We see tons of posts bombarding our feed daily. From posts on current affairs to historical facts, there is no lack of diversity in the topics being posted. Ranging from personal opinions to expert reviews, “verified” statements to unidentified sources, Facebook has now gained a name for being an “unofficial media platform”. With various untrue statements and posts popping up by the day, concerns have been raised regarding a large amount of fake news circling the stream of Facebook feed.
Following this concern regarding misinformation, Mark Zuckerberg took to his personal Facebook page to address the issue and to let the public know what steps he has taken to combat the rising content of fake/misinformation.
Starting of Mark stated,
“A lot of you have asked what we’re doing about misinformation, so I wanted to give an update.
The bottom line is: we take misinformation seriously. Our goal is to connect people with the stories they find most meaningful, and we know people want accurate information. We’ve been working on this problem for a long time and we take this responsibility seriously. We’ve made significant progress, but there is more work to be done. Historically, we have relied on our community to help us understand what is fake and what is not. Anyone on Facebook can report any link as false, and we use signals from those reports along with a number of others — like people sharing links to myth-busting sites such as Snopes — to understand which stories we can confidently classify as misinformation. Similar to click bait, spam ,and scams, we penalize this content in News Feed so it’s much less likely to spread.”
Speaking more of the topic, he stated the steps Facebook is taking on to combat the fake news crisis.
– Stronger detection. The most important thing we can do is improve our ability to classify misinformation. This means better technical systems to detect what people will flag as false before they do it themselves.
– Easy reporting. Making it much easier for people to report stories as fake will help us catch more misinformation faster.
– Third party verification. There are many respected fact checking organizations and, while we have reached out to some, we plan to learn from many more.

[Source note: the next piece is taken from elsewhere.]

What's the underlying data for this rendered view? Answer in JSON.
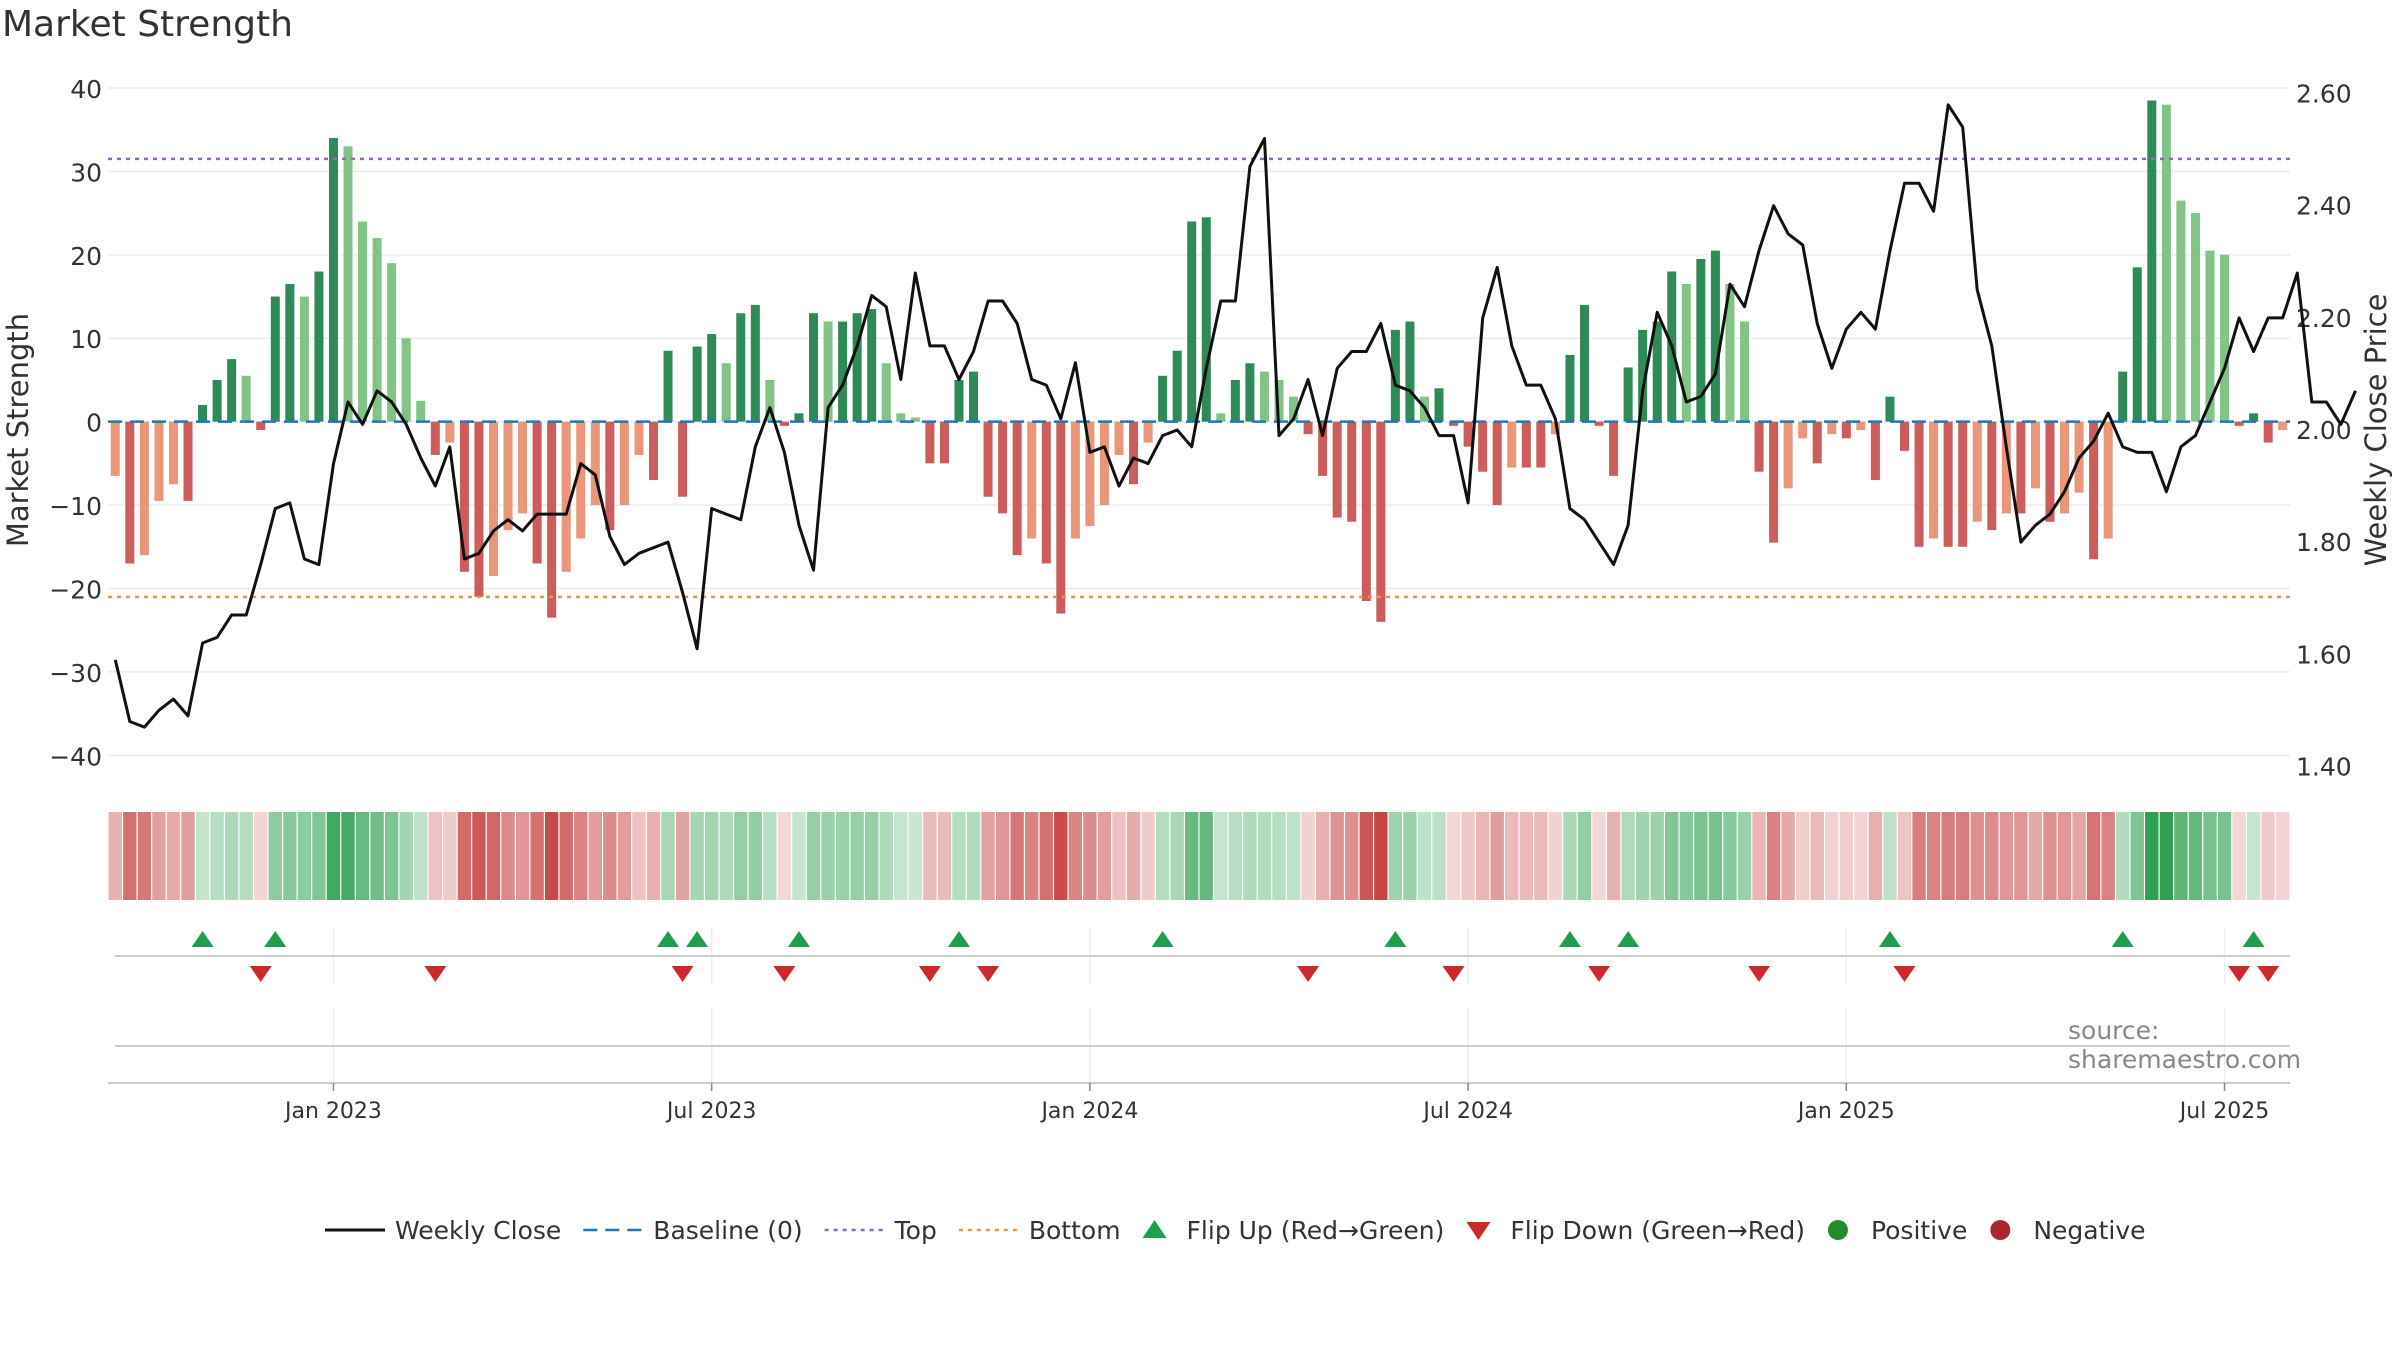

– Warnings. We are exploring labeling stories that have been flagged as false by third parties or our community, and showing warnings when people read or share them.
– Related articles quality. We are raising the bar for stories that appear in related articles under links in News Feed.
– Disrupting fake news economics. A lot of misinformation is driven by financially motivated spam. We’re looking into disrupting the economics with ads policies like the one we announced earlier this week, and better ad farm detection.
– Listening. We will continue to work with journalists and others in the news industry to get their input, in particular, to better understand their fact checking systems and learn from them.
As a word of caution, Mark stated ” We need to be careful not to discourage sharing of opinions or to mistakenly restrict accurate content. We do not want to be arbiters of truth ourselves, but instead, rely on our community and trusted third parties.”